Additional parameters allow for expanded assessment of pulmonary edema beyond the extravascular lung water index (ELWI) parameter; pulmonary vascular permeability index (PVPI), so as to distinguish between cardiogenic and permeability caused pulmonary edema; intrathoracic blood volume (ITBV); and contractility monitoring by measuring global ejection fraction (GEF) and the cardiac power output/cardiac power index (CPO/CPI), the strongest independent predictor of hospital mortality in patients with cardiogenic shock.
Maquet PulsioFlex also includes OrganView, a novel graphical overview that uses a traffic light system to identify out-of-range values, as well as three different calculated volume test methods – Fluid Challenge, Passive Leg Raising, and End Expiratory Occlusion – in order to help clinicians determine the patient's fluid responsiveness. It also can be configured to support Health Insurance Portability and Accountability Act (HIPAA) compliance, and is based on a modular setup that allows for future technology integration.

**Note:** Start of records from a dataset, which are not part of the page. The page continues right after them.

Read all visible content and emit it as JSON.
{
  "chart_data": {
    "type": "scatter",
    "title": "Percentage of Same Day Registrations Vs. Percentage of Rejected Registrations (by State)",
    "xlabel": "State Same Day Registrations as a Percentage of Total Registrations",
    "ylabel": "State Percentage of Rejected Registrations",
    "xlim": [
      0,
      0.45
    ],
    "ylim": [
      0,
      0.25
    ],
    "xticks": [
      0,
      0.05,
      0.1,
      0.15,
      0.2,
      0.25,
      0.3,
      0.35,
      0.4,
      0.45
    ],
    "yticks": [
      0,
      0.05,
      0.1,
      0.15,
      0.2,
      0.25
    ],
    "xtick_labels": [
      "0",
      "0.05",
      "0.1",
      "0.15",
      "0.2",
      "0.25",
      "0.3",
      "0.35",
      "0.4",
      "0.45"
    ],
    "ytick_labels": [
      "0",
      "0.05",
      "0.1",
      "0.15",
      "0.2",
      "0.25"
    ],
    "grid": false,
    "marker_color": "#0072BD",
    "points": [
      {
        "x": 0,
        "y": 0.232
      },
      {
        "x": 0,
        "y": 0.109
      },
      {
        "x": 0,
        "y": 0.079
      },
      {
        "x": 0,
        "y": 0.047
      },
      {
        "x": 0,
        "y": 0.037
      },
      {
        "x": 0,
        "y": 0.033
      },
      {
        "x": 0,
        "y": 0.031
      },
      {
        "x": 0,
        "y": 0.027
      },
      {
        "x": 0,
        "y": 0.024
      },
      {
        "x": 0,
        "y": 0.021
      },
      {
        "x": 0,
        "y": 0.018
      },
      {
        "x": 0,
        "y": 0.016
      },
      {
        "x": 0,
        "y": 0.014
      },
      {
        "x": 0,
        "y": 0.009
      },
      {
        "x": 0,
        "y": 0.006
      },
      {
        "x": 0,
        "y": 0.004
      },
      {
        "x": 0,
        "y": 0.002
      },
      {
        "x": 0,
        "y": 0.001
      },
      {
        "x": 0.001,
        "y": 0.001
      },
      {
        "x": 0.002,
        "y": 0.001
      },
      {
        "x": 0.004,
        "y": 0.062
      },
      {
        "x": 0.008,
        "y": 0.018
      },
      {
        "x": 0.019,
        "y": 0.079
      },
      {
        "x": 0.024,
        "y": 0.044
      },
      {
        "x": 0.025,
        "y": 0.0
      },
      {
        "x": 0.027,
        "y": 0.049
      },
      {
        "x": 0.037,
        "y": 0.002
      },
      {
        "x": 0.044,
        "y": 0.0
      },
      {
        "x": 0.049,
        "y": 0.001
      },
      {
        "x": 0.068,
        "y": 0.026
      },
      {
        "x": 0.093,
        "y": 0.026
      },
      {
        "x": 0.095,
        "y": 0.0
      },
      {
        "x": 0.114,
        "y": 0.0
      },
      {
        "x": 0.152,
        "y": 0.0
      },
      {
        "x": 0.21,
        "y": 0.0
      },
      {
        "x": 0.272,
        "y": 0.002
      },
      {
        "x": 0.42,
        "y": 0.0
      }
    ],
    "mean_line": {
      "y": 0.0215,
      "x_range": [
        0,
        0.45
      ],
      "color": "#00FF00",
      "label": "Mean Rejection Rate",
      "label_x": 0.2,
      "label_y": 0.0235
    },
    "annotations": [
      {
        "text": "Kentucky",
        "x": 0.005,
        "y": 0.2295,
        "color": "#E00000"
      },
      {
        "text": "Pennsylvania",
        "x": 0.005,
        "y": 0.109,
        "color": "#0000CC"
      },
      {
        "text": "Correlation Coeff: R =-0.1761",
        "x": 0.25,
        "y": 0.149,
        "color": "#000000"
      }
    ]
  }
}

“We now have our own advanced hemodynamic patient monitoring system to offer hospitals to help their staff make more informed clinical decisions and provide high-quality care for critically ill patients,” said Greg Master, president of acute care therapies USA at Getinge. “Until now, the PiCCO Module was available only for use with patient monitoring systems from GE Healthcare and Philips Medical Systems.”
Hemodynamic monitoring combined with oxygen transport assessment is used to differentiate the relative magnitude of pulmonary and cardiovascular dysfunction that contributes to hypoxemia. All patients admitted to the ICU require standard basic hemodynamic monitoring, which includes an electrocardiogram (ECG), heart rate, blood pressure, central venous pressure, temperature, peripheral venous oxygen saturation, and blood gas analysis.